AUTHOR=Ma Lin , Li Bowen , Wang Junyao TITLE=Dynamic evolutionary analysis of opinion leaders’ and netizens’ uncertain information dissemination behavior considering random interference JOURNAL=Frontiers in Physics VOLUME=12 YEAR=2024 URL=https://www.frontiersin.org/journals/physics/articles/10.3389/fphy.2024.1387312 DOI=10.3389/fphy.2024.1387312 ISSN=2296-424X ABSTRACT=

This paper investigates the decision-making behaviors of opinion leaders and netizens in the context of uncertain information dissemination with the aim of effectively managing online public opinion crises triggered by major sudden events.
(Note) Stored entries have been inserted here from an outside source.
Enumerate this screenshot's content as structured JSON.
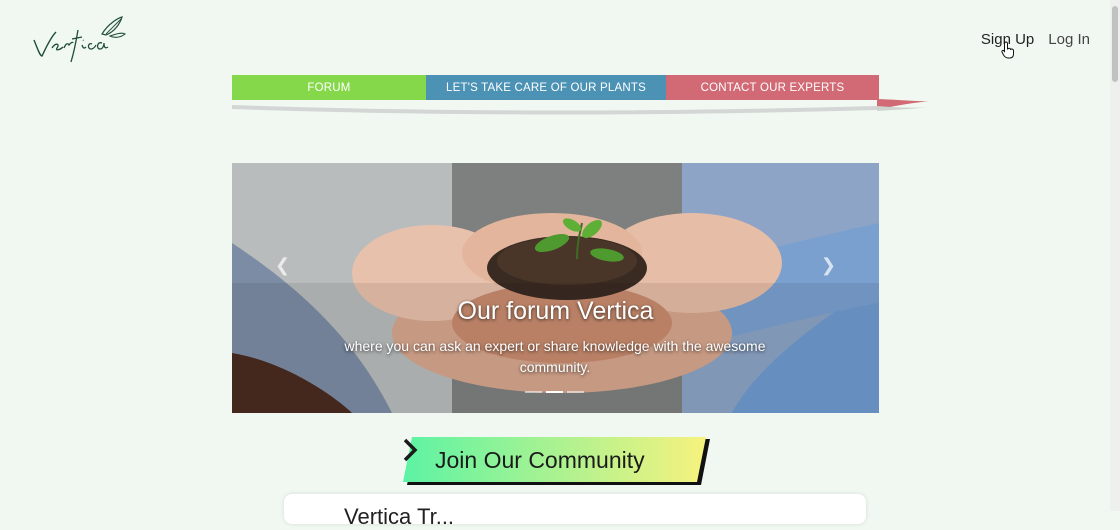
{
  "header": {
    "logo_text": "Vertica",
    "sign_up_label": "Sign Up",
    "log_in_label": "Log In"
  },
  "nav": {
    "tabs": [
      {
        "label": "FORUM",
        "color": "#85d84a"
      },
      {
        "label": "LET'S TAKE CARE OF OUR PLANTS",
        "color": "#4b92b5"
      },
      {
        "label": "CONTACT OUR EXPERTS",
        "color": "#d16a74"
      }
    ]
  },
  "carousel": {
    "title": "Our forum Vertica",
    "subtitle": "where you can ask an expert or share knowledge with the awesome community.",
    "prev_icon": "chevron-left-icon",
    "next_icon": "chevron-right-icon",
    "slide_count": 3,
    "active_slide": 2
  },
  "cta": {
    "join_label": "Join Our Community",
    "gradient": [
      "#5cf3a4",
      "#f7f27e"
    ]
  },
  "search_card": {
    "title_partial": "Vertica Tr..."
  },
  "colors": {
    "background": "#f1f8f1",
    "logo": "#1f4d3a"
  }
}
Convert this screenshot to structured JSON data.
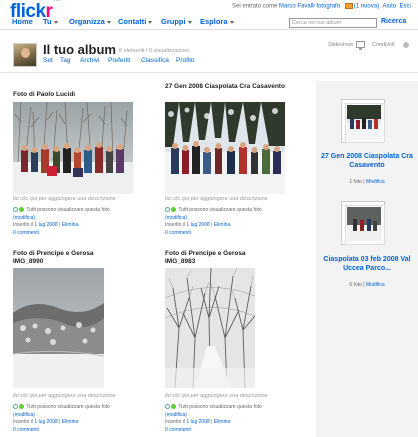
{
  "header": {
    "logo_main": "flick",
    "logo_r": "r",
    "logo_tm": "TM",
    "signed_in_prefix": "Sei entrato come",
    "user": "Marco Favalli fotografo",
    "new_mail": "(1 nuova)",
    "help": "Aiuto",
    "logout": "Esci"
  },
  "nav": {
    "items": [
      "Home",
      "Tu",
      "Organizza",
      "Contatti",
      "Gruppi",
      "Esplora"
    ],
    "search_placeholder": "Cerca nel tuo album",
    "search_button": "Ricerca"
  },
  "album": {
    "title": "Il tuo album",
    "stats": "8 elementi / 0 visualizzazioni",
    "subnav": [
      "Set",
      "Tag",
      "Archivi",
      "Preferiti",
      "Classifica",
      "Profilo"
    ],
    "slideshow": "Slideshow",
    "share": "Condividi"
  },
  "photos": [
    {
      "title": "Foto di Paolo Lucidi",
      "description": "fai clic qui per aggiungere una descrizione",
      "privacy": "Tutti possono visualizzare questa foto",
      "edit": "(modifica)",
      "uploaded_prefix": "Inserito il",
      "date": "1 lug 2008",
      "delete": "Elimina",
      "comments": "0 commenti"
    },
    {
      "title": "27 Gen 2008 Ciaspolata Cra Casavento",
      "description": "fai clic qui per aggiungere una descrizione",
      "privacy": "Tutti possono visualizzare questa foto",
      "edit": "(modifica)",
      "uploaded_prefix": "Inserito il",
      "date": "1 lug 2008",
      "delete": "Elimina",
      "comments": "0 commenti"
    },
    {
      "title": "Foto di Prencipe e Gerosa IMG_8990",
      "description": "fai clic qui per aggiungere una descrizione",
      "privacy": "Tutti possono visualizzare questa foto",
      "edit": "(modifica)",
      "uploaded_prefix": "Inserito il",
      "date": "1 lug 2008",
      "delete": "Elimina",
      "comments": "0 commenti"
    },
    {
      "title": "Foto di Prencipe e Gerosa IMG_8983",
      "description": "fai clic qui per aggiungere una descrizione",
      "privacy": "Tutti possono visualizzare questa foto",
      "edit": "(modifica)",
      "uploaded_prefix": "Inserito il",
      "date": "1 lug 2008",
      "delete": "Elimina",
      "comments": "0 commenti"
    }
  ],
  "sets": [
    {
      "title": "27 Gen 2008 Ciaspolata Cra Casavento",
      "count": "1 foto",
      "edit": "Modifica"
    },
    {
      "title": "Ciaspolata 03 feb 2008 Val Uccea Parco...",
      "count": "6 foto",
      "edit": "Modifica"
    }
  ],
  "colors": {
    "link": "#0063dc",
    "brand_pink": "#ff0084",
    "sidebar_bg": "#f3f3f3"
  }
}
The decision-making behaviors of opinion leaders are categorized into positive and negative guidance, while those of netizens are classified into acceptance and nonacceptance. Using an evolutionary game model, this study introduces random factors to examine their influence on the decision-making processes of both groups. A stochastic evolutionary game model is constructed to analyze the behaviors of opinion leaders and netizens in the context of uncertain information dissemination. The evolutionary stability strategies and stochastic evolutionary processes of the model are analyzed based on the theory of Itô stochastic differential equations. The impacts of key variables such as random disturbances, the degree of psychological identification of netizens with opinion leaders, and the intensity of government penalties for those spreading negative information are examined through numerical simulations. The findings indicate that opinion leaders evolve to make stable strategies more rapidly than netizens do; random disturbances slow the evolution of stable strategies for both groups but do not alter their strategic choices; a higher degree of psychological identification increases the likelihood of netizens adopting the views of opinion leaders; and as punitive measures intensify, both opinion leaders and netizens are inclined to choose strategies of positive guidance and acceptance. The results of this study offer theoretical insights and decision-making guidance for future government strategies for managing similar online collective behaviors.